Having worked as an electrician in her native Romania before immigrating to Canada, Adina Croitoru was well-positioned to address the OEL audience on behalf of Ontario’s ministry of labour to discuss small-business initiatives for safer workplaces. Taking a ‘mythbusting’ approach, she explained how fostering health and safety is less of a burden than many employers assume, not only in terms of time and effort, but also with regard to the availability of outside resources for help.

Similarly, Giovanni Marcelli’s background as an electrical contractor helped him cater to the market with Accubid estimation and project management software and, more recently, Northern Transformer’s custom-manufactured liquid-filled transformers. He dominated the conference’s second full day with long-established insight about ensuring profitability, estimating jobs properly, calculating overhead and processing change orders.

Marcelli was complemented in this effort by two contractors: Barry Moss of Four-O-One Electric in Brockville, Ont., who emphasized the need for his peers to ensure their returns reflect their business risk; and Ron Bergeron of Cornwall’s own Bergeron Electric, who reviewed processes for job costing and income statements.

Finally, OEL lobbyist Stewart Kiff brought local MPP Jim McDonell on-stage for a government relations (GR) update.

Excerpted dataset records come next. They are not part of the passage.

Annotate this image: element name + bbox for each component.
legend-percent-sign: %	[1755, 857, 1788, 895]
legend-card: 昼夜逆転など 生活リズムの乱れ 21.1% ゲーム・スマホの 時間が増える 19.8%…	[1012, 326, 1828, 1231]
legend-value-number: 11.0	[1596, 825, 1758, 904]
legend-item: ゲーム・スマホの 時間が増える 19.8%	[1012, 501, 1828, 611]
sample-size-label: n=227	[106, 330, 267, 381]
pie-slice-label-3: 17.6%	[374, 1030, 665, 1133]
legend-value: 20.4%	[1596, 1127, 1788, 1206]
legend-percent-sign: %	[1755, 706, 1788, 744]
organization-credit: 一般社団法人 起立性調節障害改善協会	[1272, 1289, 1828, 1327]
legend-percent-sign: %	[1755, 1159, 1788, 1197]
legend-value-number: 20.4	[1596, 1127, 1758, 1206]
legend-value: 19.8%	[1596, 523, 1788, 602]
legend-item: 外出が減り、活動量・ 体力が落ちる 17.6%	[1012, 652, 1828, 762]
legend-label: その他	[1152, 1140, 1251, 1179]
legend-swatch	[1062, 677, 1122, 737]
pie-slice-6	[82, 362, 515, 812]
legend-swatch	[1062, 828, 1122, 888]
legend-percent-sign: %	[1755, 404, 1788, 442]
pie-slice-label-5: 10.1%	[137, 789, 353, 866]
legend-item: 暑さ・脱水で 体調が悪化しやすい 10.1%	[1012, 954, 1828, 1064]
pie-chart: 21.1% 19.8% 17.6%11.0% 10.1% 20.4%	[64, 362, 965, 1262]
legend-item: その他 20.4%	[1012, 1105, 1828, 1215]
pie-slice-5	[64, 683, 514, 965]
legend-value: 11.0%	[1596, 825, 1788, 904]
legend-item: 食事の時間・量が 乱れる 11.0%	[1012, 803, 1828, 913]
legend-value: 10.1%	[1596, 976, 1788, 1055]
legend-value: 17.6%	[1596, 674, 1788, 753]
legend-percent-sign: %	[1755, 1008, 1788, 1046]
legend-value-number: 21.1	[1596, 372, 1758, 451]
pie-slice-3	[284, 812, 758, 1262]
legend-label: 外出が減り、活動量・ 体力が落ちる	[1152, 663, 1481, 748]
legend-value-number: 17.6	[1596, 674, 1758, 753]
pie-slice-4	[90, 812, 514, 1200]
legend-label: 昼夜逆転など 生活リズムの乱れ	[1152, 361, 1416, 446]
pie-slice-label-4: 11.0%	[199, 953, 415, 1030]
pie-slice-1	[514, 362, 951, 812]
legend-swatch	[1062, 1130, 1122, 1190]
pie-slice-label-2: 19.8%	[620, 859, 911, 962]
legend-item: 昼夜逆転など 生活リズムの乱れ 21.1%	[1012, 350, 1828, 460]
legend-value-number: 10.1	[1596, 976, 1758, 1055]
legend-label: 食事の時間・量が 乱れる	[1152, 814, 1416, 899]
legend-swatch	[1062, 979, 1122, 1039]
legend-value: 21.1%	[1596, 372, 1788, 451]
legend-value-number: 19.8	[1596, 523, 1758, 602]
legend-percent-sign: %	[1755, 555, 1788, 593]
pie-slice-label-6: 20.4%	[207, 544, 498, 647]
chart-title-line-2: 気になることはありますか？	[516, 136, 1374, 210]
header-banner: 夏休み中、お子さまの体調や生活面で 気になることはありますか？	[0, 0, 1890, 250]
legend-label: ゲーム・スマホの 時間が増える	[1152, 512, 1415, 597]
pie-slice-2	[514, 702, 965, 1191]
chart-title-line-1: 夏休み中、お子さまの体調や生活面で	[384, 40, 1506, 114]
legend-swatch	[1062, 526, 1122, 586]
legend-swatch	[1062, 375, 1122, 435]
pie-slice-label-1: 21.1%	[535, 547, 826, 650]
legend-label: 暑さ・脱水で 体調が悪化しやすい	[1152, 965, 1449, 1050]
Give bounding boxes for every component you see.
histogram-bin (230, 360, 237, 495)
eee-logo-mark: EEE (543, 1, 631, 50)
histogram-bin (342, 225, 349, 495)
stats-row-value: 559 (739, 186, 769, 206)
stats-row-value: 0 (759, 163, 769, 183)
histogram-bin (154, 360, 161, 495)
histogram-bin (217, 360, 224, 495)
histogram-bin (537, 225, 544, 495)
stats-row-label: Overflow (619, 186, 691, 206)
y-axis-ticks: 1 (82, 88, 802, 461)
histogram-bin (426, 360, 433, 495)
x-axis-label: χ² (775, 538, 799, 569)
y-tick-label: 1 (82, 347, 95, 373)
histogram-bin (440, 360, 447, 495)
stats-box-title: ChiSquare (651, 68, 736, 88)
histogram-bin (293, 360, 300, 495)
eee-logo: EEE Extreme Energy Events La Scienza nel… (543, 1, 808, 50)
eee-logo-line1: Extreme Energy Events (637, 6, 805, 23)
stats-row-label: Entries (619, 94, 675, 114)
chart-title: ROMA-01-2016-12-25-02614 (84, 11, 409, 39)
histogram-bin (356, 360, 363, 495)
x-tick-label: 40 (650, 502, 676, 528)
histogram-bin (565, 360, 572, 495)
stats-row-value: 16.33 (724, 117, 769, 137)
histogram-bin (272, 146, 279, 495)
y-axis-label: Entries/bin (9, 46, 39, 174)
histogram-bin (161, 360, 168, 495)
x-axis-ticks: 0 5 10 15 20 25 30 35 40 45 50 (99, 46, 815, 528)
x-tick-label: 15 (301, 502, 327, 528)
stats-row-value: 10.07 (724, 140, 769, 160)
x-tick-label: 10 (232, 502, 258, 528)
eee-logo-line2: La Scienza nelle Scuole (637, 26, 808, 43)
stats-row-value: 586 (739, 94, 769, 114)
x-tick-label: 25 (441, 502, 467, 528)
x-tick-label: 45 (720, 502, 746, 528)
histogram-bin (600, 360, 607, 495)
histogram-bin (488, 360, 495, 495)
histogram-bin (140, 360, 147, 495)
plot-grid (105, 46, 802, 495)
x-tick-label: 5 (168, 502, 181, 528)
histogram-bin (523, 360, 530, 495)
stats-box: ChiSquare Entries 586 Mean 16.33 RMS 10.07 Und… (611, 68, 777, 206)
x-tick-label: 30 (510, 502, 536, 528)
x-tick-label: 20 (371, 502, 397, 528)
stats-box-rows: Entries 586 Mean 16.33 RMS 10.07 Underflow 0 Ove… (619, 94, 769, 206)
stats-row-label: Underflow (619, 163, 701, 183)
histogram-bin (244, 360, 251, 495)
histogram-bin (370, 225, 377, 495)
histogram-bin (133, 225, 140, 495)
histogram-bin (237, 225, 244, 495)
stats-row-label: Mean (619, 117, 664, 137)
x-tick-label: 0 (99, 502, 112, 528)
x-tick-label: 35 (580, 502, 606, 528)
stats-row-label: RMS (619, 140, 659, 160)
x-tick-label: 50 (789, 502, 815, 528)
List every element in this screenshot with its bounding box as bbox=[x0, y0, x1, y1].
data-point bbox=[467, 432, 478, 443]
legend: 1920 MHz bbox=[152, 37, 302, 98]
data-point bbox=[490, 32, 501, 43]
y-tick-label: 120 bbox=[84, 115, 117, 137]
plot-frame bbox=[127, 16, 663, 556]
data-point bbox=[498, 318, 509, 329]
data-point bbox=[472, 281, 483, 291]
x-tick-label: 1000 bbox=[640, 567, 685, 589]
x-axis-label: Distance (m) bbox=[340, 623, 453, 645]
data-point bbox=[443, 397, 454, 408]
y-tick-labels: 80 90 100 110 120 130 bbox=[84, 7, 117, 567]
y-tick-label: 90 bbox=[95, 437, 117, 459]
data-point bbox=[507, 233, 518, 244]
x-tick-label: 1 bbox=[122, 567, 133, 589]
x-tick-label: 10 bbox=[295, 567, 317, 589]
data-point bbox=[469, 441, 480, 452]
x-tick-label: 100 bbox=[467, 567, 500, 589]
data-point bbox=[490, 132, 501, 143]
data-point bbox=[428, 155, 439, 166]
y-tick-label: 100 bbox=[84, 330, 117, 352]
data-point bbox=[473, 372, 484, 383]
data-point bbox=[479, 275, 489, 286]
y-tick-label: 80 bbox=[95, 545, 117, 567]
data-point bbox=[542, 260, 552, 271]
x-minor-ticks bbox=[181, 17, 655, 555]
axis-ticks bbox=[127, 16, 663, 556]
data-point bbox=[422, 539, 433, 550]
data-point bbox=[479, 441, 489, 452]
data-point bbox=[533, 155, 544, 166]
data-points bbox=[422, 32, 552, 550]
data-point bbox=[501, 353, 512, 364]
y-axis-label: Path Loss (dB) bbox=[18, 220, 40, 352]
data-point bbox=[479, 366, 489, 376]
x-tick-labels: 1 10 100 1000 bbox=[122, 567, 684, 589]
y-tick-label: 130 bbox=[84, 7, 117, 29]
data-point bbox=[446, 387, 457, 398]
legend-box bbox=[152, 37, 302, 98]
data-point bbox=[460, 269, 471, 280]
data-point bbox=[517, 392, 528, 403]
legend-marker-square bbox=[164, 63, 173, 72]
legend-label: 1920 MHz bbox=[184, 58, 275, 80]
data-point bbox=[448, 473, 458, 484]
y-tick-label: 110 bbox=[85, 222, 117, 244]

The current provincial government has revamped apprenticeship ratios, added OEL representation with the Electrical Safety Authority (ESA), reduced Workplace Safety Insurance Board (WSIB) rates, broadened competitive construction bidding and dissolved the Ontario College of Trades.

In between the talks, OEL celebrated its own, including Hall of Fame winners Richard Charron, Vern Yemen and Luke Bogdanovic, inspector of the year Tony Titus, award of distinction winner Jack Sanders, outgoing chair Dale MacDonald (who explained he has hired 11 new apprentices following the aforementioned legislative changes) and incoming chair Louis Violo. The awards dinner culminated in a paper airplane flying contest.

Near the end of the agenda came a ‘capital’ announcement: the next conference will be held in Ottawa on May 6 to 9, 2020.

“OEL reached many of its targets last year,” says Stephen Sell, president, “and we’re looking forward to another great year of progress and growth.”